Hi. LanguageTool is great! Thanks to everyone who works on it.
I’m wondering if it’s possible for LanguageTool to tell me all the infected forms of a word? Alternatively, can it tell me the root of a word or if a word is an infected form of some base word?
For example, in Spanish, can LanguageTool tell me all the conjugated forms of the very “ir”? Or, that “voy” is an inflected form of the verb “ir”?
The same question goes for English, can I know the inflected forms of the verb “to look”? Or that foxes is an inflected form of the noun “fox”?
LT does both internally, at least for a lot of languages, including Spanish and English. But there’s no way in the user interface to easily access that information. If you need the data, you can export it to text files as described at Developing a tagger dictionary - LanguageTool Wiki
If you use the comand line, using the -v option (verbose option),
then LanguageTool tells you the POS tags and lemma of each token,
as well as what disambiguator rules kick in. Example:
$ echo "The foxes" | java -jar languagetool-standalone/target/LanguageTool-2.7-SNAPSHOT/LanguageTool-2.7-SNAPSHOT/languagetool-commandline.jar -c utf-8 -l en-US -v
Expected text language: English (US)
Working on STDIN...
1108 rules activated for language English (US)
<S> The[the/DT,B-NP-plural] foxes[fox/NNS,fox/VBZ,</S>,E-NP-plural]<P/>
Disambiguator log:
Time: 2338ms for 1 sentences (0.4 sentences/sec)
Dominique, sorry for the late reply. What you wrote was helpful, but I really wanted to do it through Java code so it seems I can with something like this…

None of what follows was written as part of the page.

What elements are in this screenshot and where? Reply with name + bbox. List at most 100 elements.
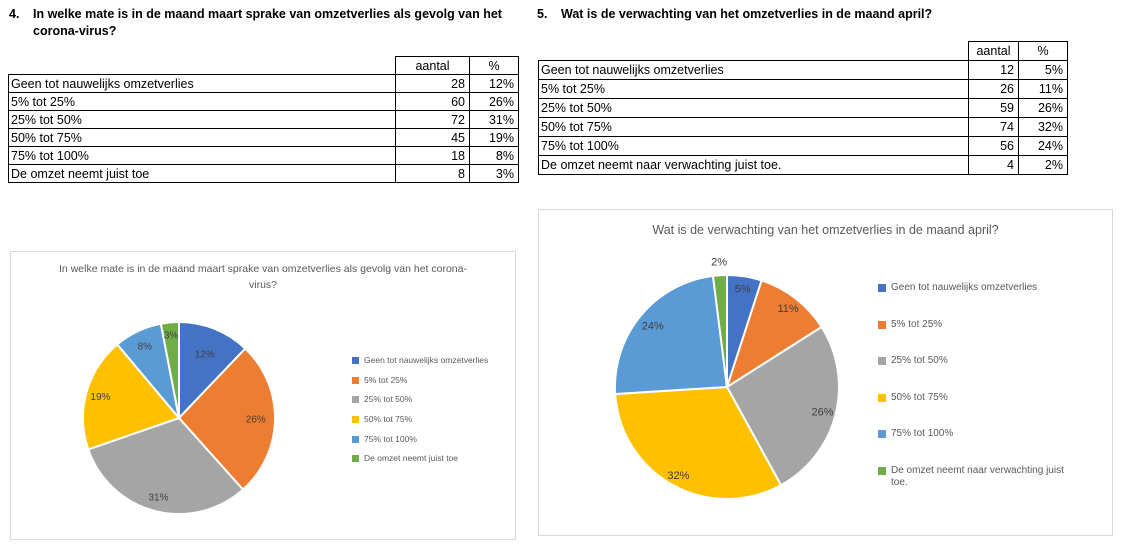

JLanguageTool testTool = new JLanguageTool(language);
try
{
AnalyzedSentence sentence = testTool.getAnalyzedSentence(“The dog went running through the park.”);
AnalyzedTokenReadings[] tokens = sentence.getTokensWithoutWhitespace();
for (AnalyzedTokenReadings token : tokens)
{
List aTokenList = token.getReadings();
SENT_START :
DT : the
NN : dog
VBD : go
JJ : running
NN:U : running
VBG : run
IN : through
JJ : through
RP : through
DT : the
NN : park
. : .
SENT_END : .
This works for me somewhat, but want I really want is to get all inflected forms for some token.
Thanks! I can certainly use Synthesizers for some things. It would be nice if I could get the POS tag for each of the inflected forms returned by synthesize(). Is there any way to do that? Also, why do some languages (e.g. Portuguese) not have a Synthesizer available?
There’s no direct way, but instead of getting all tags at once with “.*” you can get the tags one by one. All known tags for English are in this file: ./languagetool-language-modules/en/target/classes/org/languagetool/resource/en/english_tags.txt (similar for other languages).
Some languages have no synthesizer because their maintainers (if there is a maintainer) haven’t added one yet.